I hypothesize that there are more injuries in places where pedestrians congregate. 2 examples of these in New York City are around tourist attractions such as museums and subway stops. As a preliminary analysis I look at the density of traffic injuries in Manhattan, taken from the NYPD motor collisions dataset, at points with 3 or more injuries. On this overlay, the locations of subway stations, and popular tourist attractions using the Google Places API.



By plotting on the map it is difficult to tell whether exactly there is a higher density of injuries near tourist attractions or subway stops. To this question I calculated the distance from the location of an injury to either the closest subway stop, or the closest tourist attraction. To determine statistical signifcance I repeated the analysis with uniform random locations, and compared the two distributions.

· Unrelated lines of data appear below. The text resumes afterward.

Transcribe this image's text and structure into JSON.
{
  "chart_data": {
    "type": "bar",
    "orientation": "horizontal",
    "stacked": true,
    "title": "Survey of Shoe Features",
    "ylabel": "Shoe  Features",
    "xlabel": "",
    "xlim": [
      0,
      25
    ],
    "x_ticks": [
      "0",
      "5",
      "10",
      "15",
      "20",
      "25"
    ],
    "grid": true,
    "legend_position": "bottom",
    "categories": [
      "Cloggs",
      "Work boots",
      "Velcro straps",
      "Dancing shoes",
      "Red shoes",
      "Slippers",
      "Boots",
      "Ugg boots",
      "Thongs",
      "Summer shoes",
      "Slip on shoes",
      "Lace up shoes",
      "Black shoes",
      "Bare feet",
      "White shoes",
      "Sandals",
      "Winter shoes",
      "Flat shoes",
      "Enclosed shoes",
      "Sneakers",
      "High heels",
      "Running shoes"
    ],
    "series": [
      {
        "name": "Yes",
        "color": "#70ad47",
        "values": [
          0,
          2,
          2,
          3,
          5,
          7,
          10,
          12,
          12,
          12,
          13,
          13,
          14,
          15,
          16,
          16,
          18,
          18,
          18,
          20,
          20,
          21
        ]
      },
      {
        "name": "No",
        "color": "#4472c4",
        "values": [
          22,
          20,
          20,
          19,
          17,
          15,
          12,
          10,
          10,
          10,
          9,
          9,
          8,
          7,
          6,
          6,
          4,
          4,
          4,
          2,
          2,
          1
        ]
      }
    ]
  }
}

Random locations in Manhattan were determined by taking a random uniform distribution or latitude and longitude points in the general new york area (latitude: [40.695, 40.88], longitude: [-74.025, -73.9]), and determining whether they lie in Manhattan borough boundaries using a shapefile of New York City boundaries. If so the location was added to the distribution, and a uniform random distribution of longitude and latitude points was obtained that only lie in the Manhattan boundary.


Switch between the Places of interest in the app below to switch between distances to 'Subway' or 'Tourist attraction'.



There is a statistical signicance between the distributions so we can reject the null hypothesis that the distance to the closest tourist attraction or subway stop is independent.

Interestingly we see a small peak at large distances from subway stops or tourist attractions which occurs because of large areas such as Randalls island that are geographically isolated. Also, the mean distance to the closest subway stop is less than to the closest tourist attraction, which means subway stops are more evenly distributed than tourist attractions.


What's Next

Google places API, radar search outputs many search results (upto 200), but with little detail in each result. The nearby search function only out outs 20, but with more detail. To continue this project further I would obtain use the nearby function and attempt to classify the types of business in the area. For example, areas that have high concentrations of bars, such as the east Village, may harbor many pedestrian injuries on Friday and Saturday nights. Alternatively, areas with high concentration of banks, such as midtown Manhattan, may harbor many pedestrian injuries on weekdays, during the daytime. The type of business would act as a feature in my machine learning model.

Other areas in New York City that pedestrians may congregate are parks, and I anticipate that the boundaries of parks have more pedestrian injuries than average.

Overall, such features may increase the accuracy of my machine learning model, and suggest methods to achieve Vision Zero in New York City.